Release a new version

  1. First, adjust the <version> in the pom.xml.
  2. Now, run bin/dclojure -Spom to update the dependencies.
  3. Commit these things: git commit -p
  4. Tag the release and push it and the rest: git tag v`grep -oP '(?<=^ <version>).*?(?=</version>)' pom.xml` && git push --tags && git push
  5. Next, generate the jar with bin/dclojure -A:pack mach.pack.alpha.skinny --no-libs --project-path graphql-inquiry.jar
  6. Publish the jar on Clojars with docker-compose run -e CLOJARS_USERNAME=billfront -e CLOJARS_PASSWORD=<token> code clojure -A:deploy. Get a token from Clojars dashboard.

MIT License

Copyright 2020 BillFront GmbH

Permission is hereby granted, free of charge, to any person obtaining a copy of this software and associated documentation files (the "Software"), to deal in the Software without restriction, including without limitation the rights to use, copy, modify, merge, publish, distribute, sublicense, and/or sell copies of the Software, and to permit persons to whom the Software is furnished to do so, subject to the following conditions:

The above copyright notice and this permission notice shall be included in all copies or substantial portions of the Software.

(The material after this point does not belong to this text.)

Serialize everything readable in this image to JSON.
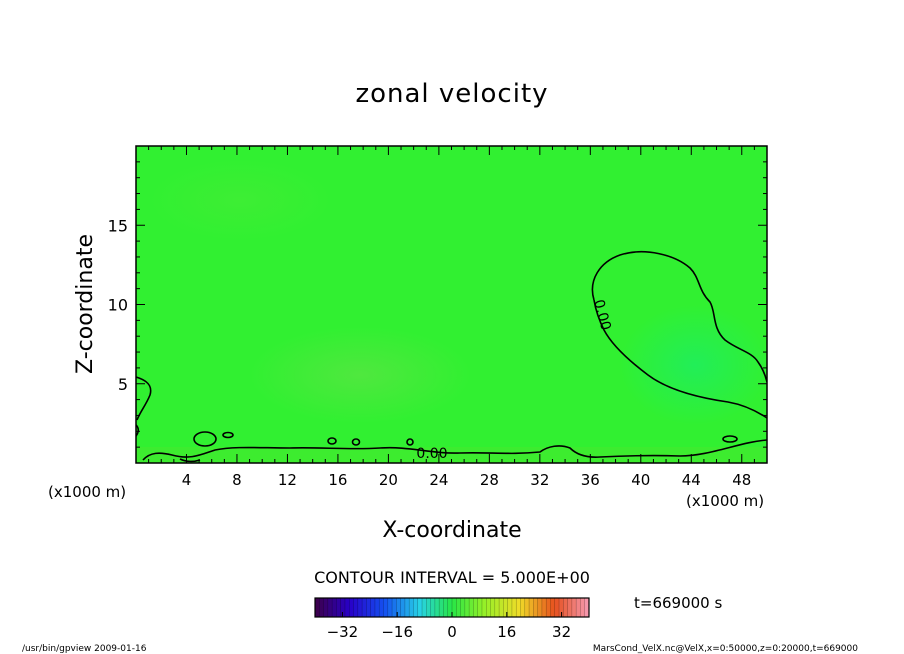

THE SOFTWARE IS PROVIDED "AS IS", WITHOUT WARRANTY OF ANY KIND, EXPRESS OR IMPLIED, INCLUDING BUT NOT LIMITED TO THE WARRANTIES OF MERCHANTABILITY, FITNESS FOR A PARTICULAR PURPOSE AND NONINFRINGEMENT. IN NO EVENT SHALL THE AUTHORS OR COPYRIGHT HOLDERS BE LIABLE FOR ANY CLAIM, DAMAGES OR OTHER LIABILITY, WHETHER IN AN ACTION OF CONTRACT, TORT OR OTHERWISE, ARISING FROM, OUT OF OR IN CONNECTION WITH THE SOFTWARE OR THE USE OR OTHER DEALINGS IN THE SOFTWARE.